Patient 2 had a ruptured internal carotid-posterior communicating artery aneurysm with a hypoplastic SSV at the proximal sylvian fissure [ Figure 3 ]. SSV was expected to move to the frontal side because there were no tributaries from the temporal lobe. In addition, the dissection from the frontal side was added in the distal sylvian fissure to skeletonize SSV because the temporal dissection risked causing a contusion of the temporal lobe due to the long distance between SSV and sylvian fissure. In both patients, these inevitabilities were predicted by ICG videoangiography before the sylvian dissection.

Figure 3

(a) The brain surface with the subarachnoid hemorrhage. (b) The locations of the superficial sylvian vein (arrowhead) and the sylvian fissure (dotted line) as visualized by indocyanine green videoangiography. No tributaries from the temporal lobe enter the superficial sylvian vein. (c) The temporal side of the superficial sylvian vein (arrowhead) is dissected and the superficial sylvian vein is moved to the frontal side. (d) The superficial sylvian vein at the distal sylvian fissure (arrow) is skeletonized from the frontal and temporal sides by dissection, resulting in a space of sufficient width for the sylvian fissure. The arrowheads show the same positions of the superficial sylvian vein



The superficial and deep sylvian veins are key structures for achieving a wide opening of the sylvian fissure. A distal part of the sylvian fissure shows anatomically complicated venous drainage to achieve a wide sylvian opening. Frigeri et al.[ 2 ] demonstrated that the frontosylvian, temporosylvian, and parietosylvian veins all join into SSV at the distal sylvian fissure. In addition, the insular veins ascend vertically from the deep sylvian fissure and are three-dimensionally anastomosed to SSV.[ 6 ] There are five to six sylvian veins on each frontal and temporal lobe, and a few of them are flowing into SSVs. ICG videoangiography can detect the tributaries entering SSV. Furthermore, the tributaries from the insula are occasionally recognized as presented in Figure 1 . However, it is unfortunately difficult for ICG videoangiography to observe all deep venous drainages before dissection. In spite of the limitations in the detection of the surface of the sylvian veins, ICG videoangiography provides the neurosurgeon with information on the surface anatomy of SSV.

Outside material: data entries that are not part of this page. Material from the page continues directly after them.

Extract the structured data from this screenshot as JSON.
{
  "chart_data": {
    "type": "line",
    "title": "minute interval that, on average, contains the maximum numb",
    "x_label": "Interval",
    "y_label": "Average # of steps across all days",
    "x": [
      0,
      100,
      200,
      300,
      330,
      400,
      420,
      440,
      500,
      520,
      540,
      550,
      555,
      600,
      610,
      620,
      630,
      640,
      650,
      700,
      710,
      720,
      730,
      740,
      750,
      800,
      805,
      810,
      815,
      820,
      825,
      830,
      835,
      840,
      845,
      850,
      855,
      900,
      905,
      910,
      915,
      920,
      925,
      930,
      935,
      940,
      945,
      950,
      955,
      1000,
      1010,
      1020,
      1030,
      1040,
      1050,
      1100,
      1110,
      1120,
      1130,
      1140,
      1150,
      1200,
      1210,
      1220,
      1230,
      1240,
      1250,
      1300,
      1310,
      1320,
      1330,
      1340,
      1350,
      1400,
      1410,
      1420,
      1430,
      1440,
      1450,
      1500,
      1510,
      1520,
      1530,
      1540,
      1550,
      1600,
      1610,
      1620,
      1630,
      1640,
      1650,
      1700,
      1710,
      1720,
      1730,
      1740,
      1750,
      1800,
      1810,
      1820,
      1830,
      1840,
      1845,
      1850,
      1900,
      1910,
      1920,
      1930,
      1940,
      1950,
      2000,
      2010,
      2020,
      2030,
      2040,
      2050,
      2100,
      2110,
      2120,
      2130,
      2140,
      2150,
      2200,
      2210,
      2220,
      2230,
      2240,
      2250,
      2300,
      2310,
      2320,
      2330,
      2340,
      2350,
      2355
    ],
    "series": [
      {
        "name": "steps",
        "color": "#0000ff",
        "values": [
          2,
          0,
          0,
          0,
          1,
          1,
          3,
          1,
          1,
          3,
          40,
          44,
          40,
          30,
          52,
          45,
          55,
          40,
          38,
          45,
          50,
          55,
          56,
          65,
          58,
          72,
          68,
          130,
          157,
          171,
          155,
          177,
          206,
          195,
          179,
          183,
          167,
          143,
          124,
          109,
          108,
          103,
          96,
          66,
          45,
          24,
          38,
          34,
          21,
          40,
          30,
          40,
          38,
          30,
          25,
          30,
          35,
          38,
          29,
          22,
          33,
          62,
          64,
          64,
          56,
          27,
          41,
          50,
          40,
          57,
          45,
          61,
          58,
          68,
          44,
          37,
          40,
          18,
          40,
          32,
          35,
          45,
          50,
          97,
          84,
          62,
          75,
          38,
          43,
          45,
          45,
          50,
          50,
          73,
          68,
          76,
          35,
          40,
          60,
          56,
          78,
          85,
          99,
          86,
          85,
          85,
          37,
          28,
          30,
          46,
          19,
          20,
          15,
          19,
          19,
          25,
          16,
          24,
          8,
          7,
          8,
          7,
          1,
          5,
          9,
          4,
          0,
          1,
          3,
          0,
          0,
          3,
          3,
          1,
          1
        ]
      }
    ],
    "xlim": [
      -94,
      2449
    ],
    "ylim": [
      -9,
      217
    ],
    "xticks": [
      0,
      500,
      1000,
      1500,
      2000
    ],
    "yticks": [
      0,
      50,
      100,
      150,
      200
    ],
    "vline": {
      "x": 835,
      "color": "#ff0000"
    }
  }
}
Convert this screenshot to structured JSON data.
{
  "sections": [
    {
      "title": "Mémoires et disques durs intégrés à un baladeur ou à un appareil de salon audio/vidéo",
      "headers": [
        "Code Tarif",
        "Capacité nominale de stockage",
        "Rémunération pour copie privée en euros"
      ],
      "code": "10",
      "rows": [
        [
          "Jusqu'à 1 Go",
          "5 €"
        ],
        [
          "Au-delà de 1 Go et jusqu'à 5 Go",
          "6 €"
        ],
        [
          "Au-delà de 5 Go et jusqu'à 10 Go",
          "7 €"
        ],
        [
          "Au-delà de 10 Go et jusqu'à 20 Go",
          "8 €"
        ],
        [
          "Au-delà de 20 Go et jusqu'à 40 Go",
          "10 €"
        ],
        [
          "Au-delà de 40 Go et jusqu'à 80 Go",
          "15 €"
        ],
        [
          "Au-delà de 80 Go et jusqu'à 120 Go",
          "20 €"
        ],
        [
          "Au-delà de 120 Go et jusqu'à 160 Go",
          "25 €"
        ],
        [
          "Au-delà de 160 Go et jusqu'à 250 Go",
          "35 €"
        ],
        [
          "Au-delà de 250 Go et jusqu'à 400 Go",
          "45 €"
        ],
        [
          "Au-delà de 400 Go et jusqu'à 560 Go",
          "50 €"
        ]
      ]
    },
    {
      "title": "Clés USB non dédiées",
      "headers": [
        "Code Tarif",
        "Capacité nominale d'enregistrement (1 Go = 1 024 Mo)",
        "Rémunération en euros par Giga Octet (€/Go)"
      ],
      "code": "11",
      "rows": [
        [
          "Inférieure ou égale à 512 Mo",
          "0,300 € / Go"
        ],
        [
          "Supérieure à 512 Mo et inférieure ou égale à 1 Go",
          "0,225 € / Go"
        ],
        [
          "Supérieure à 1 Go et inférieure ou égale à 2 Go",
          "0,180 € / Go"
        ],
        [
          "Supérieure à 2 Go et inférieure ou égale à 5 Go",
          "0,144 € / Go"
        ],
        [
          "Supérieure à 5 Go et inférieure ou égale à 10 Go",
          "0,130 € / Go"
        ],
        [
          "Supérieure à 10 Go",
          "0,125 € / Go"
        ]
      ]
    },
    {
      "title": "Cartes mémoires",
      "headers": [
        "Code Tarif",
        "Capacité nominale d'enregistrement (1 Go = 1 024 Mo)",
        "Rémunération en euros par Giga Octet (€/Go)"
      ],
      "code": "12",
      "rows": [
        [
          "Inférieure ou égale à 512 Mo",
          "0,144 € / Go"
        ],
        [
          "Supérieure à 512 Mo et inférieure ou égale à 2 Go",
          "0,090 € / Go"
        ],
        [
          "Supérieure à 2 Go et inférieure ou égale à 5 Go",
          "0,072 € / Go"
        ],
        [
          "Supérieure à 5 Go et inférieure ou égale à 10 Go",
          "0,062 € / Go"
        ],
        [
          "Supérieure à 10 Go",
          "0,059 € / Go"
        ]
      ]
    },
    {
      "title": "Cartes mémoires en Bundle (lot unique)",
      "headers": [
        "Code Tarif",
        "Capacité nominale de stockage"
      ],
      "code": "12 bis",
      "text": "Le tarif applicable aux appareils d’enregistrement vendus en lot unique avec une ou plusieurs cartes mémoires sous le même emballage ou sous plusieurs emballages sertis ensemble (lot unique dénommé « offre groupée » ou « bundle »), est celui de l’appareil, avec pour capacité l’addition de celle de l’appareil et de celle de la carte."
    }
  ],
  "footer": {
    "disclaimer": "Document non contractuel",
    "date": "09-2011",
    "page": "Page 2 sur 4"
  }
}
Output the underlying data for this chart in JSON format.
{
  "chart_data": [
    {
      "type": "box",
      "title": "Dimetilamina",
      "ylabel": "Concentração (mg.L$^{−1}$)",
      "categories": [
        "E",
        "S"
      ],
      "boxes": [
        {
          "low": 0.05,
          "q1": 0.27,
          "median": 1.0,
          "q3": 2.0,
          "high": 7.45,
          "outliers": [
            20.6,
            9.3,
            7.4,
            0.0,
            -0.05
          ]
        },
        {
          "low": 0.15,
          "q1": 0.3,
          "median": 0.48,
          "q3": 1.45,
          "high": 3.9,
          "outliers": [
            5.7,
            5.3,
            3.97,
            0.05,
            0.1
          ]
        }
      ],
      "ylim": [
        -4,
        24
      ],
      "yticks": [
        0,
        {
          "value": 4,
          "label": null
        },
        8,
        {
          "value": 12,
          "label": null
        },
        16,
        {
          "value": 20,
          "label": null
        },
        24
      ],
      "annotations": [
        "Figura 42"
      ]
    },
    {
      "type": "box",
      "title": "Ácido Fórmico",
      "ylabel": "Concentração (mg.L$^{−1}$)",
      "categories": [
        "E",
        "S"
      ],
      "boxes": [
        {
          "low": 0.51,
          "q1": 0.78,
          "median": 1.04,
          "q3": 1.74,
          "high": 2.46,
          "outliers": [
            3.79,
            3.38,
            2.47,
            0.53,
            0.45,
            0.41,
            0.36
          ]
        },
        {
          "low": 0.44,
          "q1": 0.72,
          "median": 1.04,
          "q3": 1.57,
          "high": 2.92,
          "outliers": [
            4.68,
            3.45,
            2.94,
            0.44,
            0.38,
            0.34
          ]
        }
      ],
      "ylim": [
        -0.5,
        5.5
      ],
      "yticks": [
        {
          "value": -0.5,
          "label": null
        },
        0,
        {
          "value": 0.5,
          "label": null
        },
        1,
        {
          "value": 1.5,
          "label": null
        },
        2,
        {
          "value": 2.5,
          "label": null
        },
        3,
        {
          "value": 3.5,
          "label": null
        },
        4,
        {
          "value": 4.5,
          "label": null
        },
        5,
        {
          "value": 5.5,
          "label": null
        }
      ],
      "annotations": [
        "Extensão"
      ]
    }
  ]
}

The cerebral vein is easily damaged due to its relatively thin walls, thus meticulous manipulation is required to preserve these veins during sylvian dissection and avoid causing brain swelling and venous infarction. The risk of injury to the vein, however, increases in patients with SAH because SSV is barely distinguishable within SAH, and the adhesion among the veins, arachnoid, and pia mater on the bulging brain surface makes dissection difficult. The application of ICG in the visualization of venous circulation has been reported with regard to predicting venous sacrifice[ 1 ] or confirming the arterial and venous vessel architecture in cases of arteriovenous malformation.[ 8 ] Its use to confirm the anatomy of the SSV to assist in facilitating the wide opening of the sylvian fissure has not yet been well described. There are, in general, three patterns of managing the SSV: Dissection on the frontal or temporal side, or complete skeletonization where SSV is detached from both sides.[ 3 7 ] ICG videoangiography assists the neurosurgeon in determining a strategy for dissecting the SSV, which functions as an entrance into the deep brain area, at the beginning of the dissection.


The performance of ICG videoangiography before dissection may help reduce the incidence of accidental injury of the veins in the sylvian fissure. The authors hope that this method will be widely utilized at the beginning of sylvian dissection.